A lei n° 9.514/97, expressamente,  afirma que a “alienação fiduciária de bem imóvel” é  “direito real”, tanto quanto a hipoteca, isso  em seu art. 17, que diz:

“Art. 17. As operações de financiamento imobiliário em geral poderão ser garantidas por:

        I – hipoteca;

                   (…)

        IV – alienação fiduciária de coisa imóvel.

        § 1º As garantias a que se referem os incisos II, III e IV deste artigo constituem direito real sobre os respectivos objetos.”

Os artigos 22 e seguintes da lei 9.514/97 regulam esta modalidade de direito real, que pode ser contratada por pessoa física ou jurídica, por instrumento público ou particular, o que de pronto demonstra  ser de utilização mais simples que a hipoteca, e bem mais segura. 

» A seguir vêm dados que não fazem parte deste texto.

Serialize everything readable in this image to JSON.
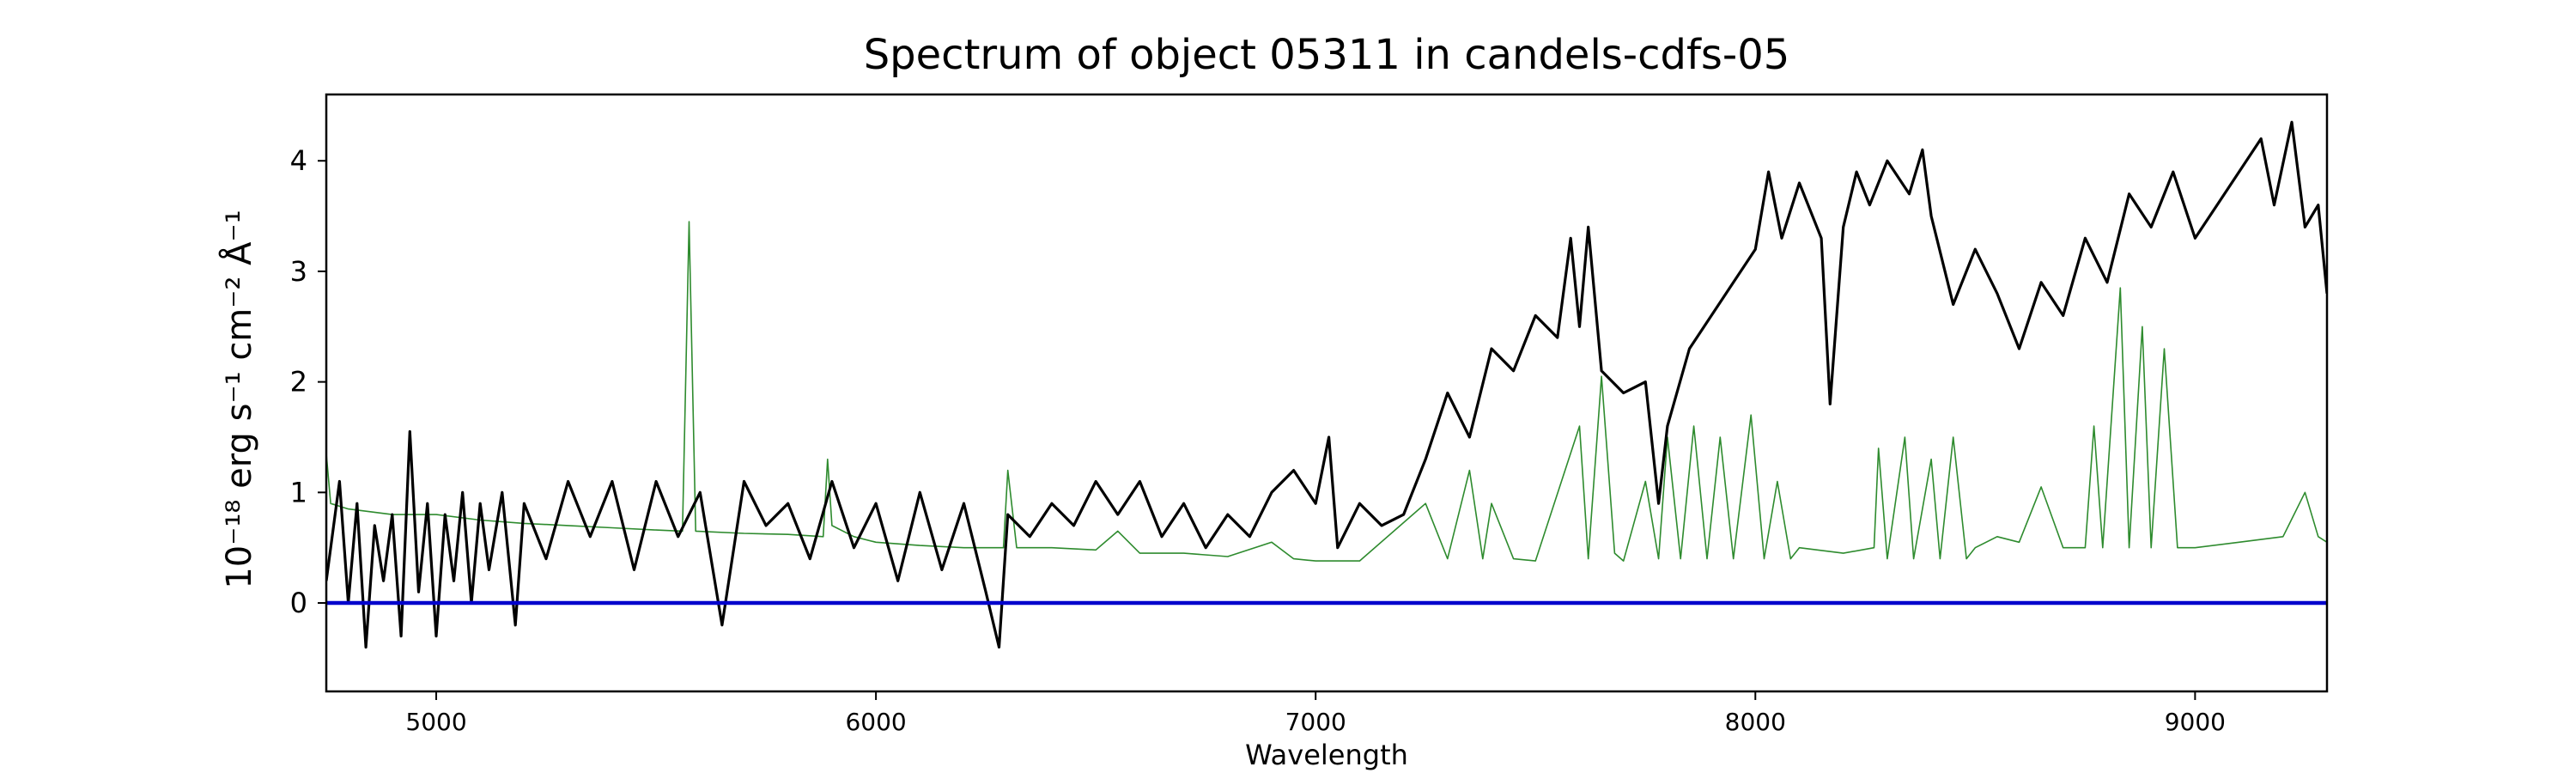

Argumentos a favor do direito real de garantia sugerido

 

1)   MAIOR SEGURANÇA – CREDOR PROPRIETÁRIO

 

A maior segurança que oferece a “alienação fiduciária”, quando comparada com a hipoteca, diz com o fato de que enquanto na hipoteca o bem fica em nome do devedor/proprietário do imóvel, na alienação fiduciária o bem é transferido para o credor fiduciário, como se depreende do art. 22 da lei n° 9.514/97, que diz:

 

Art. 22. A alienação fiduciária regulada por esta Lei é o negócio jurídico pelo qual o devedor, ou fiduciante, com o escopo de garantia, contrata a transferência ao credor, ou fiduciário, da propriedade resolúvel de coisa imóvel. (grifou-se)

 

Antes da atual lei de falências (lei n° 11.101/05), que concedeu flagrante melhoria aos direitos do credor hipotecário, em caso de insolvência do devedor o credor hipotecário corria o risco de ver o seu débito não pago, pela precedência de outros créditos privilegiados sobre os bens da massa falida. 

 

Ainda assim, em que pese a melhoria trazida pela nova lei, o credor hipotecário ainda tem de ver o bem dado em garantia integrar a massa falida;  já o credor fiduciário, no caso de falência do devedor, não corre o risco de perder o imóvel objeto da garantia por força de dispositivos expressos constantes da lei n° 11.101/05, entre os quais o art. 85, que diz:

Art. 85. O proprietário de bem arrecadado no processo de falência ou que se encontre em poder do devedor na data da decretação da falência poderá pedir sua restituição. (grifou-se)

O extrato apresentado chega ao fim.